14.2.18. crate_anon.common.stringfunc

crate_anon/common/stringfunc.py


Copyright (C) 2015, University of Cambridge, Department of Psychiatry. Created by Rudolf Cardinal (rnc1001@cam.ac.uk).

This file is part of CRATE.

CRATE is free software: you can redistribute it and/or modify it under the terms of the GNU General Public License as published by the Free Software Foundation, either version 3 of the License, or (at your option) any later version.

CRATE is distributed in the hope that it will be useful, but WITHOUT ANY WARRANTY; without even the implied warranty of MERCHANTABILITY or FITNESS FOR A PARTICULAR PURPOSE. See the GNU General Public License for more details.

You should have received a copy of the GNU General Public License along with CRATE. If not, see <https://www.gnu.org/licenses/>.


Simple string functions.

crate_anon.common.stringfunc.compress_docstring(docstring: str) str[source]

Splats a docstring onto a single line, compressing all whitespace.

crate_anon.common.stringfunc.does_text_contain_word_chars(text: str) bool[source]

Is a string worth treating as interesting text – does it contain “word” characters?

crate_anon.common.stringfunc.get_digit_string_from_vaguely_numeric_string(s: str) str[source]

Strips non-digit characters from a string.

For example, converts "(01223) 123456" to "01223123456".

crate_anon.common.stringfunc.get_docstring(cls: Type) str[source]

Fetches a docstring from a class.

crate_anon.common.stringfunc.get_spec_match_regex(spec: str) Pattern[source]

Returns a compiled, case-insensitive regular expression representing a shell-style pattern (using *, ? and similar wildcards; see https://docs.python.org/3.5/library/fnmatch.html).

Parameters

spec – the pattern to pass to fnmatch, e.g. "patient_addr*".

Returns

the compiled regular expression

crate_anon.common.stringfunc.make_twocol_table(colnames: List[str], rows: List[List[str]], max_table_width: int = 79, padding_width: int = 1, vertical_lines: bool = True, rewrap_right_col: bool = True) str[source]
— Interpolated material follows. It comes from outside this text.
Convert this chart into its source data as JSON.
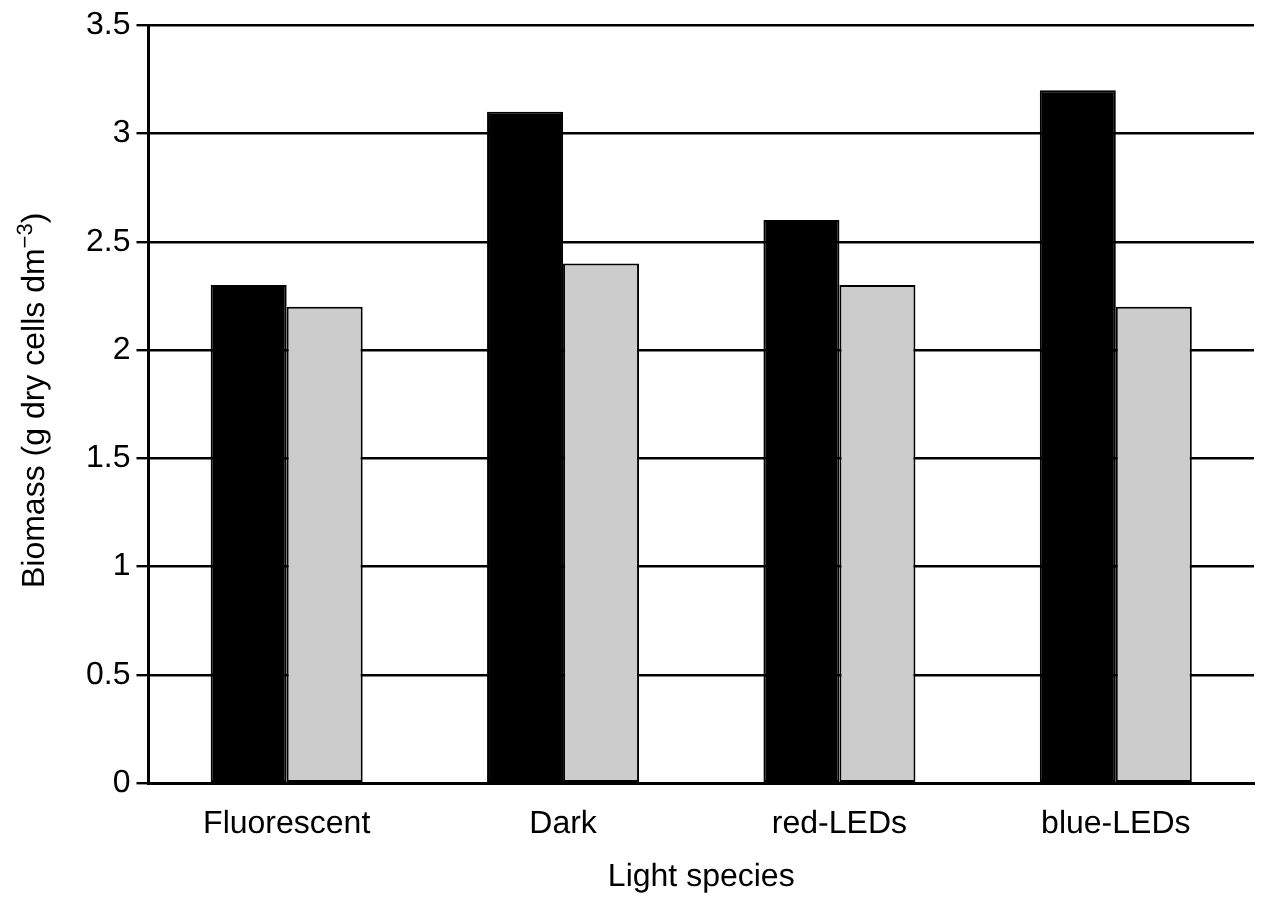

Formats a two-column table. Tries not to split/wrap the left-hand column, but resizes the right-hand column.

crate_anon.common.stringfunc.reduce_to_alphanumeric(s: str) str[source]

Strips non-alphanumeric characters from a string.

For example, converts "PE12 3AB" to "PE12 3AB".

crate_anon.common.stringfunc.relevant_for_nlp(x: Optional[str]) bool[source]

Does this string contain content that’s relevant for NLP? We want to eliminate None values, and strings that do not contain relevant content. A string containing only whitespace is not relevant.

crate_anon.common.stringfunc.remove_whitespace(s: str) str[source]

Removes whitespace from a string.

crate_anon.common.stringfunc.trim_docstring(docstring: str) str[source]

Removes initial/terminal blank lines and leading whitespace from docstrings.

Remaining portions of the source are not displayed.